Particulate morphology and mixing state characteristically regulate particle optical and physio-chemical behavior and therefore, modification in particle morphology and mixing state constitute significant uncertainties in assessing aerosol-climate interaction. For the present submission, efforts were made to identify temporal variation in airborne particulate morphology and mixing state for middle IGP and were substantiated with elemental characteristics.

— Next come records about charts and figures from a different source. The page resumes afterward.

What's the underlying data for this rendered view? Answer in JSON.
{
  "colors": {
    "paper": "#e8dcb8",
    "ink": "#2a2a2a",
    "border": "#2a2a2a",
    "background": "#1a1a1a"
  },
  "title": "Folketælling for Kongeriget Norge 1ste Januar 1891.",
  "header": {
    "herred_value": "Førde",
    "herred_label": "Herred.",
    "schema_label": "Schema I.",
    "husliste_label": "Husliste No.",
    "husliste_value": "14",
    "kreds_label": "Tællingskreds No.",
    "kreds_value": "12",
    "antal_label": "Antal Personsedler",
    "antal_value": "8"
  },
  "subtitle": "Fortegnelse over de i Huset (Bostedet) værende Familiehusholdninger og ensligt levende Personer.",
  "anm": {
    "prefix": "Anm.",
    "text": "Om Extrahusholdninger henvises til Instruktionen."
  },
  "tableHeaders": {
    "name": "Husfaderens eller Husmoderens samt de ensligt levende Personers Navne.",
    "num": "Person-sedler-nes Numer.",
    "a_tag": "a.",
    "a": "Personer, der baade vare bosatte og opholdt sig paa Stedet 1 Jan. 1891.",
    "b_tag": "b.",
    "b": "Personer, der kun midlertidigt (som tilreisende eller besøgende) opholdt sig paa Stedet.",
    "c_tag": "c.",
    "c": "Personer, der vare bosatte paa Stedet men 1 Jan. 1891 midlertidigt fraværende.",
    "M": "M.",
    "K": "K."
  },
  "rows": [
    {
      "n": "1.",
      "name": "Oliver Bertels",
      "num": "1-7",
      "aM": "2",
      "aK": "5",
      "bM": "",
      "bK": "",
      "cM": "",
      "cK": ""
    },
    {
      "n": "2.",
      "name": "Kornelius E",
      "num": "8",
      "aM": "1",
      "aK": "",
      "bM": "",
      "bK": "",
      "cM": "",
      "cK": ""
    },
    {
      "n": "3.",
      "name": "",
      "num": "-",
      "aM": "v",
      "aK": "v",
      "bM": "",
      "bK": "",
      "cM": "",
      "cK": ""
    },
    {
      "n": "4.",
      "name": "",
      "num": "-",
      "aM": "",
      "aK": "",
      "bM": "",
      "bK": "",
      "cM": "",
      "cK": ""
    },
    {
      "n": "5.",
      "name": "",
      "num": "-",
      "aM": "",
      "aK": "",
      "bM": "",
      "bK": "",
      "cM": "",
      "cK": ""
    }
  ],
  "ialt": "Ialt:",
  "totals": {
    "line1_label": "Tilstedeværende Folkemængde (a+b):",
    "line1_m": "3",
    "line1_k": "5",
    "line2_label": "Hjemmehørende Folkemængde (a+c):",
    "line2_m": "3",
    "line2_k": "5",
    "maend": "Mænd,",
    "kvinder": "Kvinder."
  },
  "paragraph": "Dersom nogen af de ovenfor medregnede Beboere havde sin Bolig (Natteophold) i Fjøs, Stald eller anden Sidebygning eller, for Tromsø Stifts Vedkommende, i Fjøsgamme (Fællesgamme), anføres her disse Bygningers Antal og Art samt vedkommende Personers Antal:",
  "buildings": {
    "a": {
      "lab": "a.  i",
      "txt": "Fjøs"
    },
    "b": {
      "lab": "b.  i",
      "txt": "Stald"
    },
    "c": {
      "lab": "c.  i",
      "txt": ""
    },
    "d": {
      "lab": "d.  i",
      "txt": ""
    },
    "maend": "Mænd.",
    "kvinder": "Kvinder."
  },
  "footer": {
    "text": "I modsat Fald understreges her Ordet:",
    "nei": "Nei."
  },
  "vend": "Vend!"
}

Principal findings of the research may be summarized as follows:

  1. 1.

    63.0 % of PM10 and 67.4 % of PM2.5 sampling period exhibited non-attainment of particulate standards.

  2. 2.

    Based on SEM-EDS derived particle morphology, five clusters of particles namely tarballs, soot, S-rich particles, aluminosilicates and mineral species were found dominant in middle IGP.

  3. 3.

    S-rich particles (0.6–3.4 %) were found prevalent both in case of fine and coarse particulates, predominately associated with K, Ca, Mg, Al and sometime with Si.

  4. 4.

    Mineral species (Al, Si, Na and Ca) of crustal origin were mostly abundant in PM10 (10–15 %) than PM2.5 (7–11 %).

  5. 5.

    Soot particles (0.1–5 μm) were found constituted of carbonaceous spherules having an irregular morphology with spherical and chain like aggregates.

  6. 6.

    A specific type of amorphous, carbonaceous spherules were identified as tarballs signifying contribution of biomass burning on airborne particulates for middle IGP region.

  7. 7.

    The groups of Ca, Na and NH4 + found to constitute chloride and sulphate salts, thus affecting hygroscopicity of airborne particulates.

  8. 8.

    Sulphate, ammonium and nitrate were found to regulate WSIC chemistry in both fine and coarse particulates.

  9. 9.

    Presence of BC aerosol with significant wintertime concentrations supported larger association of carbonaceous aerosols in wintertime SEM particle micrograph.